2. Freedom of Expression

The Indonesian government has recently taken steps that cast serious doubt on its commitment to the right to freedom of expression. In 2006, Indonesia ratified the International Covenant on Civil and Political Rights, which upholds the right to freedom of expression, among other fundamental rights. While freedom of expression does not appear on the draft agenda for the EU-Indonesia Human Rights Dialogue, we nevertheless urge you to raise this important issue with the Indonesian government.

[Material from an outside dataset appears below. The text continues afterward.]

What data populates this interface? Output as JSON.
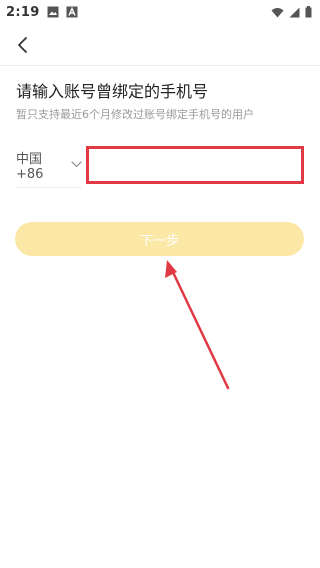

As documented in the May 2010 Human Rights Watch report "Turning Critics into Criminals," Indonesian officials continue to enforce several criminal defamation and insult laws that effectively restrict the right to freedom of expression of anti-corruption activists, journalists, and citizens seeking to report misconduct or air consumer complaints. These restrictions are at times imposed in a manner that suggests improper influence by powerful national or local-level actors on their implementation. Human Rights Watch identified over a dozen instances in the last three years in which public officials or influential private actors used criminal defamation laws, several of which contain heightened penalties for insulting or defaming a public official, as a tool of retaliation against critics. Even in cases where those charged were acquitted or sentenced to probation, the bringing of criminal charges against them in the first place has a dangerous chilling effect throughout their communities and among members of their professions.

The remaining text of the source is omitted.